Sejumlah penumpang dan pengunjung, termasuk wisatawan mancanegara, tampak antusias mengabadikan momen tersebut menggunakan telepon seluler.
Pemandangan para petugas bandara mengenakan pakaian adat lengkap dengan iringan musik tradisional menjadi pengalaman unik bagi penumpang yang baru tiba maupun mereka yang hendak melanjutkan perjalanan.
Bagi Dony, kehadiran pakaian adat Minangkabau di ruang publik seperti bandara bukan sekadar bagian dari perayaan kemerdekaan.
Menurutnya, bandara merupakan pintu gerbang Sumatera Barat yang memiliki peran penting dalam memperkenalkan kekayaan budaya daerah kepada masyarakat dari berbagai penjuru Indonesia, bahkan mancanegara.
“Ketika kita menyambut penumpang dengan pakaian adat Minangkabau dan iringan talempong, kita ingin menunjukkan bahwa mereka tidak hanya tiba di sebuah bandara, tetapi juga sedang memasuki daerah yang kaya akan budaya, keramahan dan nilai-nilai luhur,” ujar Dony Subardono.

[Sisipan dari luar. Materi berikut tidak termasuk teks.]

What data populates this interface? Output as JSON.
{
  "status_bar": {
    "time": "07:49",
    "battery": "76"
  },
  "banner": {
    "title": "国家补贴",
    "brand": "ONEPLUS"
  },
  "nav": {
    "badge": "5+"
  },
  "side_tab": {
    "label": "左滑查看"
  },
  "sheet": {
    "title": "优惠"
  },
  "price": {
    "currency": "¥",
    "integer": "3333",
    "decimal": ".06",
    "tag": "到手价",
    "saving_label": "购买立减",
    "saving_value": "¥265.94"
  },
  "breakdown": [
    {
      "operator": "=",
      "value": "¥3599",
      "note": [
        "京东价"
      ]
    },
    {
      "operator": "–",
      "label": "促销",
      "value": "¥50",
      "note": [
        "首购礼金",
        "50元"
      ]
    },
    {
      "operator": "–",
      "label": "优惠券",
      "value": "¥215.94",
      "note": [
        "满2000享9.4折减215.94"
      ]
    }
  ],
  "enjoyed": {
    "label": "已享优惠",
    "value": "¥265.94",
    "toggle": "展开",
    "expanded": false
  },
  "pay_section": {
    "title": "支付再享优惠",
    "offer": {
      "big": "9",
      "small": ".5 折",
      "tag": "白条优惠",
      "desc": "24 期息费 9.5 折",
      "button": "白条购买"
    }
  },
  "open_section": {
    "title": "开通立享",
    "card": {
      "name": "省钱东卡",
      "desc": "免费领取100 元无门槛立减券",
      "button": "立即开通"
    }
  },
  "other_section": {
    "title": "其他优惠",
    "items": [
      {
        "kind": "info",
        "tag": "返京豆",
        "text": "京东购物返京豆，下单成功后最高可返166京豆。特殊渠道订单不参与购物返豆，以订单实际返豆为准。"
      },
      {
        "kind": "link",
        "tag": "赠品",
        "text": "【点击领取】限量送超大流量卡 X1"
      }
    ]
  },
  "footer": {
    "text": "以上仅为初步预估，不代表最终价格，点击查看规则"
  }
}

Ia menambahkan, semangat kemerdekaan harus diterjemahkan melalui kebersamaan, pelayanan dan penghargaan terhadap keberagaman.
“Kemerdekaan bagi kami bukan hanya tentang mengenang perjuangan para pahlawan, tetapi bagaimana kita mengisi kemerdekaan dengan memberikan pelayanan terbaik, menjaga kerukunan dan memperkenalkan keberagaman Indonesia kepada setiap orang yang datang ke sini,” katanya.
Rangkaian peringatan HUT ke-81 RI di BIM sendiri telah dimulai sejak 14 Agustus 2026 melalui kegiatan bakti sosial dan donor darah sebagai bentuk kepedulian insan bandara kepada masyarakat.
Puncaknya digelar pada 17 Agustus melalui Upacara Bendera, Pakaian Adat Nusantara, Parade Nusantara, Simfoni Nusantara, Lomba Merdeka, serta Bazar dan Pameran Makanan yang mengangkat keberagaman budaya dan kuliner Indonesia.
Menurut Dony, semangat tersebut akan terus dibawa dalam aktivitas pelayanan di BIM.
“Kami ingin setiap penumpang yang datang maupun berangkat dari Bandara Internasional Minangkabau merasakan keramahan Indonesia dan Sumatera Barat. Mudah-mudahan momentum kemerdekaan ini semakin memperkuat semangat kita untuk bergerak bersama, melayani dengan hati, dan menjaga nama baik daerah,” tutupnya. (edg)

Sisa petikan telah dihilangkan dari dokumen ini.